Bijection between $[0,1)$ and the space of binary sequences

Question

My question deals with the problem of showing that the set $$ \Omega = \{ \omega \colon \omega =(a_1,a_2, \ldots ), a_i =0,1\} $$ has the same cardinality as the interval $[0,1)$. In a textbook I read the following explanation:

It is well known that every number $a \in [0,1)$ has a unique binary expansion (containing an infinite number of zeros) $$ a = \frac{a_1}{2} + \frac{a_2}{2^2} + \ldots \qquad (a_i=0,1). $$ Hence it is clear that there is a one-to-one correspondence between the points $\omega \in \Omega$ and the points $a$ of the set $[0,1)$, and therefore $\Omega$ has the cardinality of the continuum.

Now I have two questions:

• What is meant with "containing an infinite number of zeros"?
• The discussions in Set of points of $[0,1)$ that have a unique binary expansion and Cardinality: Set of all binary sequence equal c show that binary expansion is usually not unique. So I am a bit surprised, as I did not expect such a mistake in this text. Did I understand that incorrectly or is there a natural way to make the binary expansion unique for all numbers in $[0,1)$?

Answer 1

You are correct that there is a mistake in the text, though you are not quite correct about what the mistake is. By "containing an infinite number of zeros", they mean that when you have a number whose binary expansion is not unique, you should choose the one which has infinitely many $0$s (it will have one expansion ending in all $0$s, and one expansion ending in all $1$s; choose the first one). So this does give a well-defined function $f:[0,1)\to\Omega$.

However, because of the non-uniqueness of binary expansions, this function is not a bijection (contrary to what the text claims)! It is injective, but it is not surjective. After all, by construction, for every $a\in [0,1)$, the sequence $f(a)$ has infinitely many $0$s. So any sequence that has only finitely many $0$s will not be in the image of $f$.

Answer 2

At first glance, it seems to me like the fact that we are limiting ourselves to binary sequences containing infinite zeroes means that we are guaranteed uniqueness.

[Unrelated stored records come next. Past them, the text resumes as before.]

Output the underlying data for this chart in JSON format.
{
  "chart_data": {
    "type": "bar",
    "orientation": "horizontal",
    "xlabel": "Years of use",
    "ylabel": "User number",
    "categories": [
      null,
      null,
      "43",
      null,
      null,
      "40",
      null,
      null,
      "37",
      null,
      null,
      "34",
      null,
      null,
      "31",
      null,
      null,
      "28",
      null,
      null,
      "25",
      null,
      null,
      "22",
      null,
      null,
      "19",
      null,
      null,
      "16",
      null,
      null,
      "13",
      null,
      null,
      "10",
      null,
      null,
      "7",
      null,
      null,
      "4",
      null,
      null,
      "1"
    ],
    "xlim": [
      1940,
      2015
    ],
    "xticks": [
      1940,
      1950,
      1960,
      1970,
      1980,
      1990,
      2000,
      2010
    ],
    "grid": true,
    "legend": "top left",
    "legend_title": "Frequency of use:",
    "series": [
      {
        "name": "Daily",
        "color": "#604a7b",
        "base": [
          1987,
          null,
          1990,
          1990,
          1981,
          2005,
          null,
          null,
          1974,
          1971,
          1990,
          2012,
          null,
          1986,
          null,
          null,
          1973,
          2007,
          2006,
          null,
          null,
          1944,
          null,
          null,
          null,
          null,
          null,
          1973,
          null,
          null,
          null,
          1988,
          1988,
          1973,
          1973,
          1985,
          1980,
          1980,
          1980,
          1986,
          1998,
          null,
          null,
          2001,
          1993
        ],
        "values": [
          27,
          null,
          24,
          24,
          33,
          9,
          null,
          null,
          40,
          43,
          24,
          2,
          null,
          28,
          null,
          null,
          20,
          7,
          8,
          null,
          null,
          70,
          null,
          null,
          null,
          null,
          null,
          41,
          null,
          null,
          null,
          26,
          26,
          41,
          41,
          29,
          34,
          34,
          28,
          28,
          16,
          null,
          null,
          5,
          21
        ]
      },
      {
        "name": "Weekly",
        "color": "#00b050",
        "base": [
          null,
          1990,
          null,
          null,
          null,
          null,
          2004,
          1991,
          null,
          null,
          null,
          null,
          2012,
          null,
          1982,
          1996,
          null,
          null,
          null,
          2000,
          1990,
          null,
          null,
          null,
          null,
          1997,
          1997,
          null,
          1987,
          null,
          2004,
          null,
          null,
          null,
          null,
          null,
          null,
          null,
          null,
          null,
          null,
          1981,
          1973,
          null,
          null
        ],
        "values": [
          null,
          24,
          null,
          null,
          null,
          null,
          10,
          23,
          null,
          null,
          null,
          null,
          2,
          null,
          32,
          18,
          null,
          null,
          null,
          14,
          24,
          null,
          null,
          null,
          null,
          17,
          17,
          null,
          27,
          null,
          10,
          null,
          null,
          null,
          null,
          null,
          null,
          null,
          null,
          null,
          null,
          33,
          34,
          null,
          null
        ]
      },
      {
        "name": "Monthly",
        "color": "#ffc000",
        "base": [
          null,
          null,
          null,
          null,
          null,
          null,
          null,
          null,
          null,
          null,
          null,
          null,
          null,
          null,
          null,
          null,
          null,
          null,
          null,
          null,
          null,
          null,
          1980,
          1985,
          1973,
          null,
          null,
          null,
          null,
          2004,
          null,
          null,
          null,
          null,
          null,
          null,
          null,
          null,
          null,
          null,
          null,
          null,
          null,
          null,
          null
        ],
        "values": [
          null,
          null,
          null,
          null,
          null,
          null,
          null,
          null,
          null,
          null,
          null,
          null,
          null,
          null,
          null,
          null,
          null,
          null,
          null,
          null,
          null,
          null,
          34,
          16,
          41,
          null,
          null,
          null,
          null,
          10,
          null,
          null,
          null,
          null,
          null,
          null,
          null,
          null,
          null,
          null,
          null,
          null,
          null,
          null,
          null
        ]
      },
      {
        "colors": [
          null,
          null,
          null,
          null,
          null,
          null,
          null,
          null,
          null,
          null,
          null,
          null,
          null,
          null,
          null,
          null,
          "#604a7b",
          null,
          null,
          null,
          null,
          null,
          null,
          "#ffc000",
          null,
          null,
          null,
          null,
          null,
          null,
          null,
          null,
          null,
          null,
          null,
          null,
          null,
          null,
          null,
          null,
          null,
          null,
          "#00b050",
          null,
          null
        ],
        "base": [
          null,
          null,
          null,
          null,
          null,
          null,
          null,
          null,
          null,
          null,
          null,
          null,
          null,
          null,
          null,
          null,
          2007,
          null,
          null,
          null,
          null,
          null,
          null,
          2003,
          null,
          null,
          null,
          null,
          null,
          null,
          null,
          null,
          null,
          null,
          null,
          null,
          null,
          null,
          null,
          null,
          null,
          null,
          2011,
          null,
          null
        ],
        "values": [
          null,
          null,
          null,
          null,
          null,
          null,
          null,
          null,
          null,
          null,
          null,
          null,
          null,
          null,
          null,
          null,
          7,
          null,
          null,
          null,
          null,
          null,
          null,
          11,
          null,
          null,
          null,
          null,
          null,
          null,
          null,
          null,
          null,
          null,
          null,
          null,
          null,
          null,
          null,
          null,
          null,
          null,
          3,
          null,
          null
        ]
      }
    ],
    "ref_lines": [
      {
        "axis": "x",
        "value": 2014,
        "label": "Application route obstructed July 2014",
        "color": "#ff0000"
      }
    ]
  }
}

In base 10, non uniqueness basically comes from the fact that $0.9999\ldots = 1$. Similarly in binary, non uniqueness comes from the fact that $0.111\ldots = 1$ (as an exercise, prove this using the $a_i$ expansion formula in your question). However, if we assert that there are infinitely many zeroes in our sequence, it means that the tail of the sequence cannot consist only of ones (why?). This in turn guarantees that our binary expansions are unique.

Answer 3

An infinite number of zeros means that in the expansion $$a=\frac{a_1}{2}+\frac{a_2}{4}+...,$$ infinitely many of the numbers $a_i$ are zero. The reason we need this is because otherwise, as you say, the binary expansion is not unique. An example of this is $1/2=0+1/4+1/8+....$

This function is not a bijection, merely an injection. Its image is the set of all binary sequences with an infinite number of zeros. So perhaps this function is a step in the invocation of the Schroder Bernstein Theorem?